Five Basics of Parenting Adolescents: Guide and Limit

Key Message for Parents:
Loosen up, but don’t let go.

Adolescents vigorously question rules and limits as they struggle to achieve a sense of identity, apply abstract reasoning, and develop more mature relationships—but they still need parents to uphold boundaries and maintain family values. The challenge for parents is to set limits in ways that acknowledge and encourage their teens’ own decision-making and problem-solving skills.

Two key parenting principles emerge from the research:

  • Combine rules and expectations with respect and responsiveness. Parents need to set limits that allow adolescents to develop and maintain their own opinions and beliefs, and the reasoning behind rules needs to be explained.
  • Combine firmness and flexibility. While the relative emphasis on firmness varies within families, all teens need the experience of negotiating rules and resolving conflicts with parents in ways that are respectful to both parent and teen.

The importance of providing guidance and limits in a non-intrusive way is emphasized even more strongly in the international research. This analysis has shown that adolescents who feel parents have consistently violated their individuality through disrespectful, controlling, or manipulative actions (referred to in the literature as “psychological control”) have significantly higher rates of problem behaviors.

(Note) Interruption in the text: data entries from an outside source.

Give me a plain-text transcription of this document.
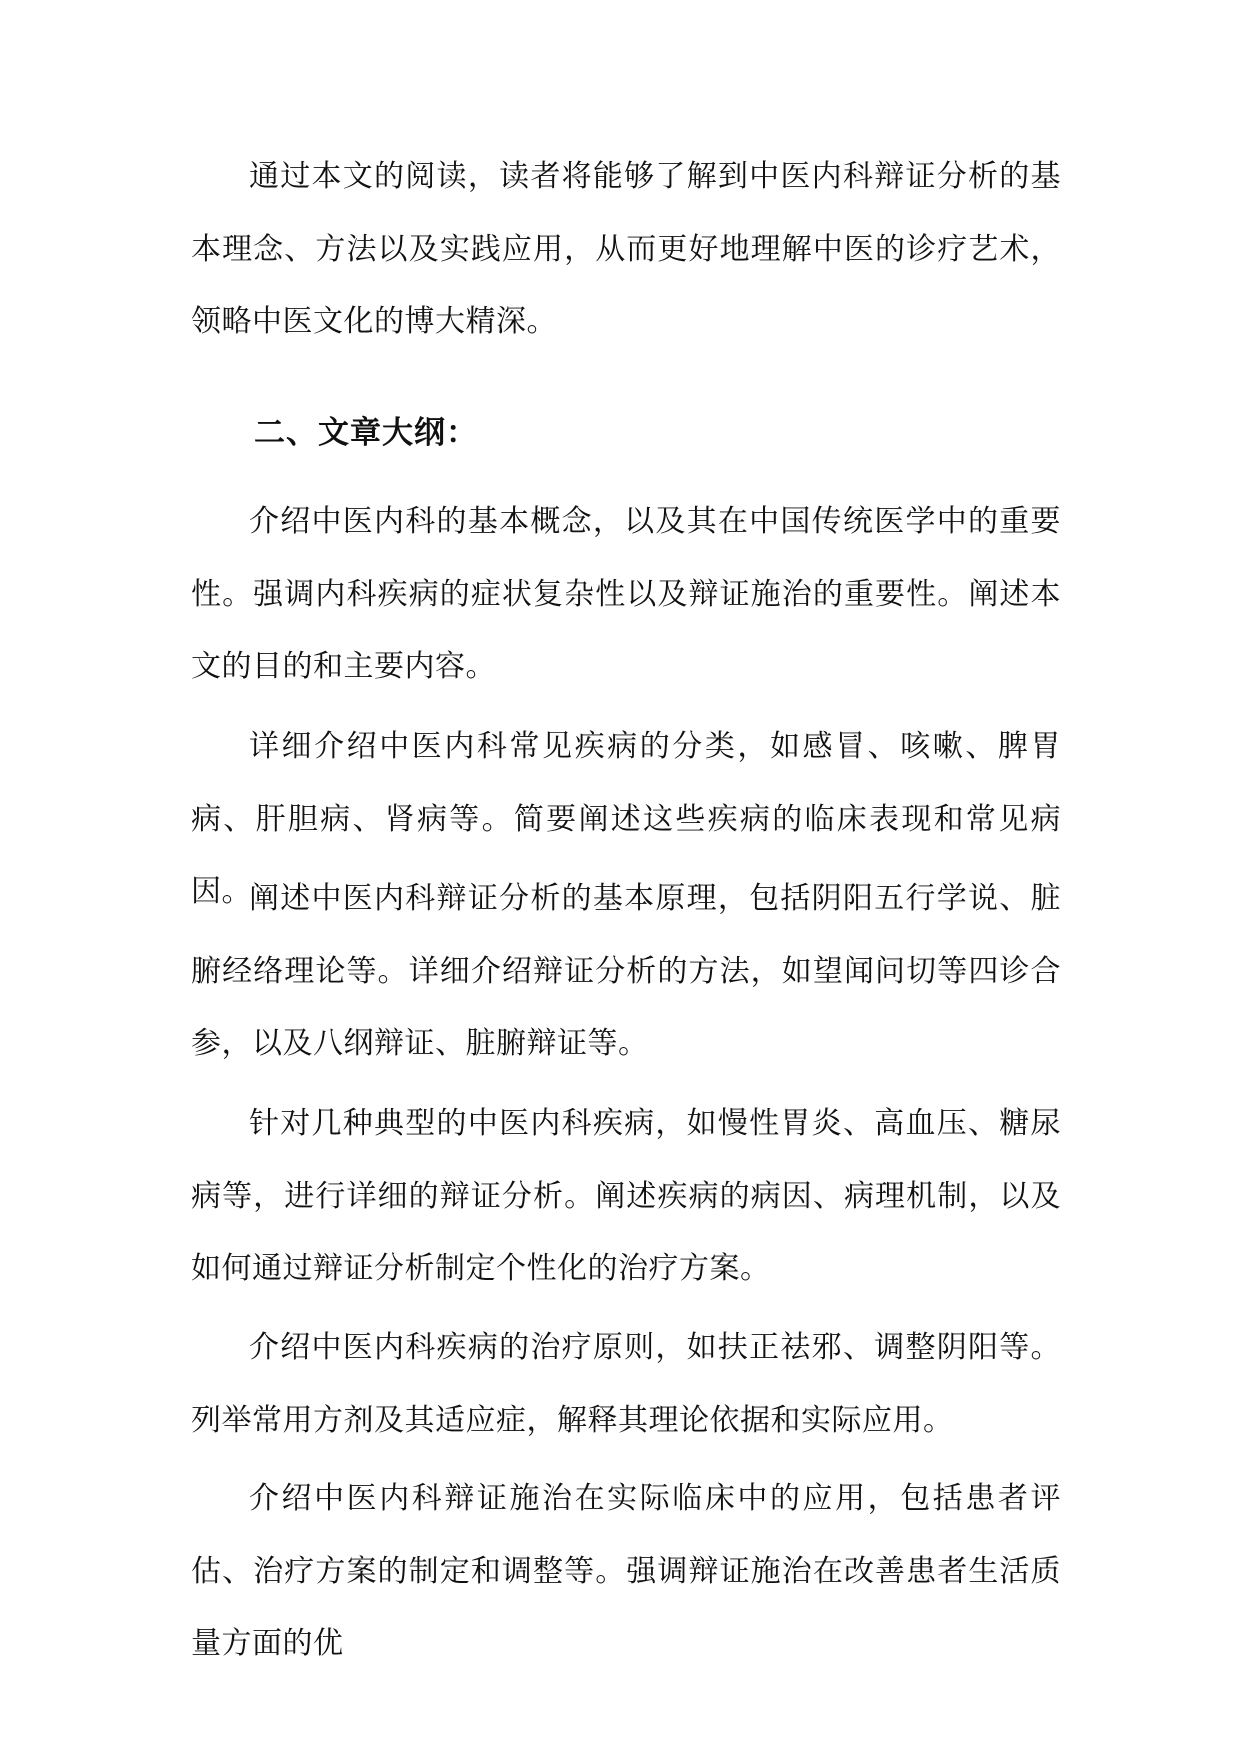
通过本文的阅读，读者将能够了解到中医内科辩证分析的基本理念、方法以及实践应用，从而更好地理解中医的诊疗艺术，领略中医文化的博大精深。

二、文章大纲：

介绍中医内科的基本概念，以及其在中国传统医学中的重要性。强调内科疾病的症状复杂性以及辩证施治的重要性。阐述本文的目的和主要内容。

详细介绍中医内科常见疾病的分类，如感冒、咳嗽、脾胃病、肝胆病、肾病等。简要阐述这些疾病的临床表现和常见病因。

阐述中医内科辩证分析的基本原理，包括阴阳五行学说、脏腑经络理论等。详细介绍辩证分析的方法，如望闻问切等四诊合参，以及八纲辩证、脏腑辩证等。

针对几种典型的中医内科疾病，如慢性胃炎、高血压、糖尿病等，进行详细的辩证分析。阐述疾病的病因、病理机制，以及如何通过辩证分析制定个性化的治疗方案。

介绍中医内科疾病的治疗原则，如扶正祛邪、调整阴阳等。列举常用方剂及其适应症，解释其理论依据和实际应用。

介绍中医内科辩证施治在实际临床中的应用，包括患者评估、治疗方案的制定和调整等。强调辩证施治在改善患者生活质量方面的优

Physical punishment also has been associated with a number of negative effects—including rebellion, depression, and physically aggressive behavior. This research has been questioned, however, for failing to consider differences in the severity of the punishment as well as the cultural and religious context.

STRATEGIES FOR PARENTS

  • Maintain family rules and values. Uphold some non-negotiable rules that concern safety, while negotiating those rules that involve household tasks and scheduling.
  • Communicate expectations that are high, but realistic.
  • Choose battles and ignore smaller issues in favor of more important ones, such as drug use, school performance, and sexually responsible behavior.
  • Use discipline as a tool for teaching, not for venting or taking revenge.
  • Restrict punishment to forms that do not cause physical or emotional injury.
  • Renegotiate responsibilities and privileges in response to your teen’s changing abilities. Turn over some areas to your teen with appropriate monitoring.